Can I get an IEP for anxiety?

Students with anxiety may require an Individualized Education Program (IEP) if they require Specially Designed Instruction and/or Related Services to address the anxiety. If a student’s needs can be met with only accommodations, a Section 504 Agreement can be implemented.

What is a smart goal in IEP?

SMART stands for Specific, Measurable, Attainable, Results-oriented, and Time-bound. Having SMART IEP goals can help your child get the most out of special education. A SMART IEP goal will be realistic for your child to achieve and will lay out how your child will accomplish it.

Which is better, a 504 plan or an IEP?

A 504 Plan is a better option when the student can function well in a regular education environment with accommodations. The 504 is generally less restrictive than the IEP, and also less stigmatizing. An IEP is a better option for students with a disability that is adversely impacting education.

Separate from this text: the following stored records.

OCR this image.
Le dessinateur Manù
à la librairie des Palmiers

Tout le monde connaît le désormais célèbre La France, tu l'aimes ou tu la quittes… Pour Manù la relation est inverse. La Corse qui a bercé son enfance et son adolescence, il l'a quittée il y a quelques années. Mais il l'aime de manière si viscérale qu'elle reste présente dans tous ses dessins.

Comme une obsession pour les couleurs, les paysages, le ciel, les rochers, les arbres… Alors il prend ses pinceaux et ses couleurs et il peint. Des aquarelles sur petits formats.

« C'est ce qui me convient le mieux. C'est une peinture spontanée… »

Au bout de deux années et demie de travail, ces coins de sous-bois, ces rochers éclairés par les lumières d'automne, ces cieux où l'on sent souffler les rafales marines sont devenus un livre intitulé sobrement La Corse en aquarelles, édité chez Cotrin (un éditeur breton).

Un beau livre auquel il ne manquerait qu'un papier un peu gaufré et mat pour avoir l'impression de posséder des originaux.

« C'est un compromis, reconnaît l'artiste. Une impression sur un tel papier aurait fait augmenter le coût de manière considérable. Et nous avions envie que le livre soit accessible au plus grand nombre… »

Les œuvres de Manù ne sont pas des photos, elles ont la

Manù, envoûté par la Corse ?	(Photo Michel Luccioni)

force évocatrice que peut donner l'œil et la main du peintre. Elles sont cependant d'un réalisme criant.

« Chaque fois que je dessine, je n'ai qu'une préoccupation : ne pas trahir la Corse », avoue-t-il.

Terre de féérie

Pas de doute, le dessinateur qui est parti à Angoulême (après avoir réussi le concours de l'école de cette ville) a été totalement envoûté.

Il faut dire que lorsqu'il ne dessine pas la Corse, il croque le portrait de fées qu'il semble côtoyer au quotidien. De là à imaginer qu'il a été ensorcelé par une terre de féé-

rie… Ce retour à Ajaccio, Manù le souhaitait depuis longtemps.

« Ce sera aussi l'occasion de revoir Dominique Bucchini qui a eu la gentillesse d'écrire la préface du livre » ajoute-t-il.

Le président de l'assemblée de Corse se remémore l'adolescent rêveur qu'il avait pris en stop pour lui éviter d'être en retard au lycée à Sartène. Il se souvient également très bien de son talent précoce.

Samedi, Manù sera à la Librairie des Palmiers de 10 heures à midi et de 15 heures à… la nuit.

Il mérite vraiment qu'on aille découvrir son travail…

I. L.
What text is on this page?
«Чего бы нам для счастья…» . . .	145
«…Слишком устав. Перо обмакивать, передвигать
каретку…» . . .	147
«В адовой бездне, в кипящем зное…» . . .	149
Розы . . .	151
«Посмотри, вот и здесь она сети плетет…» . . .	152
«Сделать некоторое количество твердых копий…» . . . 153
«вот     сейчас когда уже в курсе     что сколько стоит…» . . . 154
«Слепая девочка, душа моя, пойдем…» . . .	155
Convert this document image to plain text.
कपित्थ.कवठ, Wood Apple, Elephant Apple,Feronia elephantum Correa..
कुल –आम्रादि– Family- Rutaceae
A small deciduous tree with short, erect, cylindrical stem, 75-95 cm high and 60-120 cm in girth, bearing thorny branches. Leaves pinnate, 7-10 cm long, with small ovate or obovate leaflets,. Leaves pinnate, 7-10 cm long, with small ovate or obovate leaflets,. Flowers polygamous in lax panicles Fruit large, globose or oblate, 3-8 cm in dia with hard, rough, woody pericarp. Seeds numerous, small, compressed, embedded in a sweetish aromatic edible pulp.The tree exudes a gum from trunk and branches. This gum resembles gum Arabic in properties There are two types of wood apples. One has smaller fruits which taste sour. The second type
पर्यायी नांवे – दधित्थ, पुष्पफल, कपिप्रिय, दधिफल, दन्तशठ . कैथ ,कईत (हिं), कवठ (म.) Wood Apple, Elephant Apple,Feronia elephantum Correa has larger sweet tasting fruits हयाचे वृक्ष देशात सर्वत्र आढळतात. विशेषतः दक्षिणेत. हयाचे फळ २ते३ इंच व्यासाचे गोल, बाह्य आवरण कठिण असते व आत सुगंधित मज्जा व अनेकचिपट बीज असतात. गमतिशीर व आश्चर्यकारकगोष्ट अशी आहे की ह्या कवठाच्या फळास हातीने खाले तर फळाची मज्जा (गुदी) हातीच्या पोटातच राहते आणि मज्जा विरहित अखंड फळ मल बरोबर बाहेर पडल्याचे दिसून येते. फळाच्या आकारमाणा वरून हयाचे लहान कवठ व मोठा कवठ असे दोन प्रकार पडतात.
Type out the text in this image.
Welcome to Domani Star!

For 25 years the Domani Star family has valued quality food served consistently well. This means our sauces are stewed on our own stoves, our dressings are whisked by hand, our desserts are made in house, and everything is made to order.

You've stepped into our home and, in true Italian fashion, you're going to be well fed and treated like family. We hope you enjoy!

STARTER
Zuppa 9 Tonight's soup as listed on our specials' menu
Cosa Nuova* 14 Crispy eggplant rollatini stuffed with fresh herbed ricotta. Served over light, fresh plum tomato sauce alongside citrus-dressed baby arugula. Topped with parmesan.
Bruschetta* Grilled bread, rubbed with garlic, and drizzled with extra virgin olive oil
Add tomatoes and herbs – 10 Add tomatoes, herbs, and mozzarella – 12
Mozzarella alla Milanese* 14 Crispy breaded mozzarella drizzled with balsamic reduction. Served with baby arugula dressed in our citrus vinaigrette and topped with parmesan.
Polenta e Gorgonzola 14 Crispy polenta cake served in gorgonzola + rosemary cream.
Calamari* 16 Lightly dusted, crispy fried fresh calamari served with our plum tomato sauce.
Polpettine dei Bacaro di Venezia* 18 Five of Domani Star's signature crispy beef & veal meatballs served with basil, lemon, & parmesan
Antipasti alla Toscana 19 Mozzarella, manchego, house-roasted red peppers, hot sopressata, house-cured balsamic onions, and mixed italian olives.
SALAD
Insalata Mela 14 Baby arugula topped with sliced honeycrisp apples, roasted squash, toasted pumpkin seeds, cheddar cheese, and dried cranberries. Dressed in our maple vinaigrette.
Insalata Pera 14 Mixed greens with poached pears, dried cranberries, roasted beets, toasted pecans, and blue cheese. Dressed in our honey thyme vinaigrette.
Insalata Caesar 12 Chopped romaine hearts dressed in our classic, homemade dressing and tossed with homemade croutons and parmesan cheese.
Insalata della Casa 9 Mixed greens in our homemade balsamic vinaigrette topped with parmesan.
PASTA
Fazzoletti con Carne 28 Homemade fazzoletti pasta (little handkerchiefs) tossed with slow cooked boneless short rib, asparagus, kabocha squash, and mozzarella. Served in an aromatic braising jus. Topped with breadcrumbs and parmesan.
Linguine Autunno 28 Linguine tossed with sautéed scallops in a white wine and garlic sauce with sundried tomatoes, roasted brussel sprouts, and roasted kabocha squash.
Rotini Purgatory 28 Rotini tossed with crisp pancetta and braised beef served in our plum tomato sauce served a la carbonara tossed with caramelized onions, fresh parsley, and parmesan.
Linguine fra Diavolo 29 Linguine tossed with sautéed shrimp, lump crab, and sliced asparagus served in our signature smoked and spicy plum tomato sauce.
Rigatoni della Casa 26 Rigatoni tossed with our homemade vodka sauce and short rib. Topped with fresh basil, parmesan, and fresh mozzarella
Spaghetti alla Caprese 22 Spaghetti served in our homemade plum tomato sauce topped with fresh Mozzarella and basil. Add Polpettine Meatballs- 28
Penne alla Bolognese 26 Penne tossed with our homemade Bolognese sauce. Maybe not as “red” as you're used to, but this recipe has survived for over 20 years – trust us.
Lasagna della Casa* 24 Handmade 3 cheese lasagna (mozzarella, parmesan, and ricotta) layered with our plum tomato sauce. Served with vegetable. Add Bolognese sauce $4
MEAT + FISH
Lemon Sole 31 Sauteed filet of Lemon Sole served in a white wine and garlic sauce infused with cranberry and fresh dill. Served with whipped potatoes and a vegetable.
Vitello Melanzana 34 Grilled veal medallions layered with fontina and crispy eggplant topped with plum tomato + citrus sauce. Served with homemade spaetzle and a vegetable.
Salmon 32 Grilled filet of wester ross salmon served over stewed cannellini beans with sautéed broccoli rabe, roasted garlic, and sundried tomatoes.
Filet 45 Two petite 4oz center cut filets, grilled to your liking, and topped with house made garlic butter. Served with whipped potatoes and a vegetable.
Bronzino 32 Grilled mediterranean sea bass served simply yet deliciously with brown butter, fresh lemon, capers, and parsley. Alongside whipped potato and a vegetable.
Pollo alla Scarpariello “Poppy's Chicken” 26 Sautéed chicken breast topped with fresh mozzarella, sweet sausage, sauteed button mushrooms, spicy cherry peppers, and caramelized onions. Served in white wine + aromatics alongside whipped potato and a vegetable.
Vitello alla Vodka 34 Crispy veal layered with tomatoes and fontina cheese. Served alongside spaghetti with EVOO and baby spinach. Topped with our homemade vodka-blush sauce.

What are disabilities, disorders or conditions qualify for an IEP?


  • Blindness
  • Deafness
  • Emotional Disturbance
  • Hearing Impairment
  • Intellectual Disability
  • Multiple Disabilities
  • Orthopedic Impairment
  • Other Health Impaired
  • Specific Learning Disability
  • Why are IEP goals important?

    The importance of an IEP includes measurable and specific goals. Goals that are vague or too broad are difficult to track. Breaking down goals into smaller components allows more opportunities for a child to reach those goals, which allows the child a sense of accomplishment confidence.